Business

Crocs struggles for sales, considers going private

Business at Crocs has hit the rocks — and now the company is on the block.

The embattled footwear maker, whose neon-hued clog business has been down at the heels due to dwindling demand, has been in talks to go private with a number of buyout firms, including KKR and Blackstone Group, according to sources.

Nevertheless, the talks recently stalled as Crocs demanded a higher price than bidders were willing to pay, insiders said.

As such, it’s not clear whether a deal will happen.

Other possible strategic alternatives include a sale of a minority stake or a joint venture, according to banking sources.

“Upon close inspection, the company’s books may be even less attractive than its shoes,” quipped one banker. “Sales have been in free fall for a while now, and it’s an open question whether Crocs isn’t just a fad that has faded away for good.”

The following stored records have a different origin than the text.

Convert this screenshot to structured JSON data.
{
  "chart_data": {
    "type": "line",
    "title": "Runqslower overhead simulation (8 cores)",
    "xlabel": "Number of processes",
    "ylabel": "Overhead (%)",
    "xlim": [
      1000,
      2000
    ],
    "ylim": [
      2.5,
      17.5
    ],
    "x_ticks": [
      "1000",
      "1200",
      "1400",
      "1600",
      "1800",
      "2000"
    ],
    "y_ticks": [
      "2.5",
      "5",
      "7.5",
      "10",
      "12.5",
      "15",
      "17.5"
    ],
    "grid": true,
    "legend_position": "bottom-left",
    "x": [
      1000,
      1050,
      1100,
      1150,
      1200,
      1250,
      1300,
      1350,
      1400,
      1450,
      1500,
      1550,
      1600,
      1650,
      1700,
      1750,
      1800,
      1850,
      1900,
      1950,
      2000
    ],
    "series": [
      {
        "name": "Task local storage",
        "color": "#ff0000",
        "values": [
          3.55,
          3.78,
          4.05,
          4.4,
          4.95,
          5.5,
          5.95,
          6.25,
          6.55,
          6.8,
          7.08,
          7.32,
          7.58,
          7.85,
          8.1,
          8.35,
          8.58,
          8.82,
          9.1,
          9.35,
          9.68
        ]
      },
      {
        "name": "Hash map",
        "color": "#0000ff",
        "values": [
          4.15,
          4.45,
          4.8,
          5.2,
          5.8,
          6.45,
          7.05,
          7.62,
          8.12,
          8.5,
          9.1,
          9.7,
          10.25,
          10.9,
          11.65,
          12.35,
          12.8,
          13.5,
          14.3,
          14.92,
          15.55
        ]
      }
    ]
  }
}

Crocs shares surged 9.8 percent to $13.89 Wednesday after the Wall Street Journal reported a possible buyout, giving the company a market capitalization of $1.3 billion.

Still, that’s a small fraction of Crocs’ peak stock price, which in 2007 had hovered briefly near the $70 mark, valuing the company at more than $5 billion as a craze for the spongy shoes made them seemingly ubiquitous among kids and their parents.

Crocs has scrambled to counter cratering demand for its clogs by expanding into wedges and sandals, but the strategy has yet to gain traction.